During this period, Smedley (along with the more famous Edgar Snow) spent long periods of time with Communist forces. She was able to interview leaders of the revolutionary armies, especially Mao Zedong and Chu Teh. These experiences formed the basis for her last three books. China Fights Back and Battle Hymn of China are eyewitness reports designed to tell Americans about China’s struggles against the Japanese, especially about the Red Army—its leaders, its organization and tactics—and China’s attempts to shed the feudal culture with which China had, so to speak, bound its own feet.

Smedley’s last book, a biography of Chu Teh, was an attempt to introduce the West to China’s most important military figure. It was published posthumously, and, like all Smedley’s books, it was highly partisan and a bit oversimplified. Nevertheless, Smedley was a highly respected authority on the Chinese situation who advised both the civilian and military arms of the American government on Chinese matters.

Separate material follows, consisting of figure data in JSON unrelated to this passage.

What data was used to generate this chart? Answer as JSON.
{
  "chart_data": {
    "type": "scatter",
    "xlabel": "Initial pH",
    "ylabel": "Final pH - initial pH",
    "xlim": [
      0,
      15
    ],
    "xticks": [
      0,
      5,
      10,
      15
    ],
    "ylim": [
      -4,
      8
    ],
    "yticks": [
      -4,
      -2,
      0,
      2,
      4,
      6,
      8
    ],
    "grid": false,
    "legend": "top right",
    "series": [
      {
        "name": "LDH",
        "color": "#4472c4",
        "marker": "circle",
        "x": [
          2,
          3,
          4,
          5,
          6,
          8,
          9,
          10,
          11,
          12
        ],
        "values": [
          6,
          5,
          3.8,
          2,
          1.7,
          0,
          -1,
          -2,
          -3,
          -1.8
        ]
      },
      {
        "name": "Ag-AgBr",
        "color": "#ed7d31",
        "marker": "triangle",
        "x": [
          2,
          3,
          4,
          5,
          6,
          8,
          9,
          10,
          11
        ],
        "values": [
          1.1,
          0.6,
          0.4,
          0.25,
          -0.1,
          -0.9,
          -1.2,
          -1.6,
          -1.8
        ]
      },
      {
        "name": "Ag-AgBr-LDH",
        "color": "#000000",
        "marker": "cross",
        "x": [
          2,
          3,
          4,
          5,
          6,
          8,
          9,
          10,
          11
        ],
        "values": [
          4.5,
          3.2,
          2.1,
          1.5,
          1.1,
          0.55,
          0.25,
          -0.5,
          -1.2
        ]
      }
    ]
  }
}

With the end of World War II and the onset of the Cold War, Smedley quickly became, like other journalists, military personnel, and diplomats who did not support Chiang Kai-shek, a victim of smear campaigns and political witch-hunts. At the time of her death, Smedley had been accused of spying for the Soviet Union and being a member of the Communist Party. Neither of these accusations proved to be true. Smedley was always an independent radical, and her major writings belong to that tradition of opinionated journalism, popular in the nineteenth century, which was practiced by writers as diverse as Horace Greeley, Jack London, Upton Sinclair, John Reed, and H. L. Mencken.

Bibliography

Ickes, Harold L. “Agnes Smedley’s ‘Cell-Mates.’” Signs 3 (Winter, 1977). A feminist reading of Smedley’s life and work.

MacKinnon, Janice R., and Stephen R. MacKinnon. Agnes Smedley: The Life and Times of an American Radical. Berkeley: University of California Press, 1988. A biography.

Milton, Joyce. A Friend of China. New York: Hastings House, 1980. A biography written for younger readers.

Price, Ruth. The Lives of Agnes Smedley. New York: Oxford University Press, 2005. Both fascinating and groundbreaking, this extensively researched biography sheds new light onto Smedley’s complex life including revelations about Smedley’s role as a Soviet spy.